When thinking about home education, then, being strong-willed as a parent can be a liability. Home education is guided not by bureaucratic expectations or an impersonal instructor. At its heart, home education is about nurturing relationships. Parents and children are bonded to each other, which means that they are more expressive, more vested, and more likely to tell you when they are suffering than their peer group at school. To successfully navigate the home education relationship means the parent (who has the power by default) must discover how to enter into the mind-life and motivations of the children. Conversation about what works and what doesn’t, trusting a child’s subjective experience, believing a child’s reasoning (based on his or her developmental level) all comprise the parent/teacher, child/student relationship.

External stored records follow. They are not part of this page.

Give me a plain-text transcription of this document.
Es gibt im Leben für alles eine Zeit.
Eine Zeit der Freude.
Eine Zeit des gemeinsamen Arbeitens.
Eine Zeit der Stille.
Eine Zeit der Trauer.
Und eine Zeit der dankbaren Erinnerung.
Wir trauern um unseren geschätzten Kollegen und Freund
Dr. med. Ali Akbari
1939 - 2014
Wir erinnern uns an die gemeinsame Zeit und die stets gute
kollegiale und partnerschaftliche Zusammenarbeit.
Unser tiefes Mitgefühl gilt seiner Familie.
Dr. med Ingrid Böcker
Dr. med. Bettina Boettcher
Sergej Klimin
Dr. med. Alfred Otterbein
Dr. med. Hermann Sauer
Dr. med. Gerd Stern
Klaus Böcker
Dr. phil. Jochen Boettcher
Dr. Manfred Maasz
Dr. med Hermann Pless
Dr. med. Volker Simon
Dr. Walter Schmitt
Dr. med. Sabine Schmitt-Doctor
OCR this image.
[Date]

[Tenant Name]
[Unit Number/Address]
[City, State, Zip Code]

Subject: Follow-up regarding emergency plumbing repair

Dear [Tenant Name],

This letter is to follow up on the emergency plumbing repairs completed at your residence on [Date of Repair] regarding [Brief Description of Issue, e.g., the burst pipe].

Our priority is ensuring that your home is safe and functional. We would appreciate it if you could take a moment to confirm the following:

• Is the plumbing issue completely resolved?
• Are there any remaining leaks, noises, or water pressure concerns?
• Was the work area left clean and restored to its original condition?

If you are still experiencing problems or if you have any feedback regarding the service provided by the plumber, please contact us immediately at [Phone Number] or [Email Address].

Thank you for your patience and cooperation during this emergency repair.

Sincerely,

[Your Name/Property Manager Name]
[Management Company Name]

Strong willed mommies can use their strength of will effectively if they redirect it. Rather than being so tenacious about curriculum and objectives (and then how to “get your kids to do x, y and z”), give that same level of passionate commitment to understanding how your children experience their home life and studies. When they show distress or boredom or apathy, get interested. If you’ve got tears, you’re done. There’s nothing more to discuss or do that day. It’s gone too far. Regroup later and talk about what your child was feeling/thinking. Focus on your child’s internal experience, not on objectives. Here are some conversation starters.
- I’ve noticed that you used to get up early and finish your math pages before breakfast. Lately you still aren’t done by noon. What happened, do you think? How can I help you?
- Are you in pain?
- Are you bored?
- Are you nervous about failing?
- Tell me how it is for you.
- I’m your mother and I’m responsible for your education, but you matter to me even more. How can we ensure that we stay connected to each other while you also learn what you’re supposed to?

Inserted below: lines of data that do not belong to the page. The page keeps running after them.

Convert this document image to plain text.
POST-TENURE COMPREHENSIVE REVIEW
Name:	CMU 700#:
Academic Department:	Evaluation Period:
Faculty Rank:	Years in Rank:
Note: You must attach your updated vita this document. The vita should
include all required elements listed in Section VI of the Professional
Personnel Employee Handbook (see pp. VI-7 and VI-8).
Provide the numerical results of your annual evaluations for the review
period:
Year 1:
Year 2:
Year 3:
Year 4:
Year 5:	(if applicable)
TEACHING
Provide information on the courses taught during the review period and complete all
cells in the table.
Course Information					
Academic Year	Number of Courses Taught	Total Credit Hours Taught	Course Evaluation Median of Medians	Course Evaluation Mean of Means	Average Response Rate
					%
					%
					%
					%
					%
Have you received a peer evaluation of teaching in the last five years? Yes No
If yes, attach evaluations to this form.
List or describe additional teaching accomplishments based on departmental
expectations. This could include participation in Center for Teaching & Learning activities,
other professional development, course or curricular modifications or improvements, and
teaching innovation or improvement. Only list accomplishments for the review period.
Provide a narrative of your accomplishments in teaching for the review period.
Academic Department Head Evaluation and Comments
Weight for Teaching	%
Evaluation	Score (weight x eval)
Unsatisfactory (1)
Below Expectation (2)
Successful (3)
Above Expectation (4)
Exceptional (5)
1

- What one thing could I do for you today that would relieve this build-up of pressure?
- If you could change one thing about _________ (math, writing, that report, your text book, this co-op class…), what would it be?
- What is worrying you today?
- If you could learn anything you want (money were no problem, time was free), what would it be and why?
- I’m sorry for pushing so hard.
- I’m sorry for not hearing you sooner.
- I’m sorry you got frustrated to the point of tears. Have a brownie. (Or, go jump on the trampoline; take a walk; watch a movie.)
- Do we need to hire a tutor?
- Do we need to take a break from (math, writing, reading practice, tuba, dance)? How long sounds good to you?
- Can we work out a deal here? (I need _______ from you, what do you need from me?)
- Want to get a Coke? Let’s talk.
- I love you. You matter to me. When you’re ready, please feel free to tell me what’s happening inside you (you can write it or we can go out for an ice cream). I promise to listen and not try to get you to change how you feel.
Having a strong vision for how to teach and what to cover is a strength worth cultivating. Holding it in an open hand when dealing with children who don’t have your vision, who are practical (not abstract), who feel different pressures than you feel is essential to preserving the relationship. Close relationships foster learning. Happiness is the context for achievement. Joy is the best teacher.
Reach out to the frustrated child today and see how it goes. Don’t solve problems. Try to simply describe them in detail and be aware of how your child sees the world.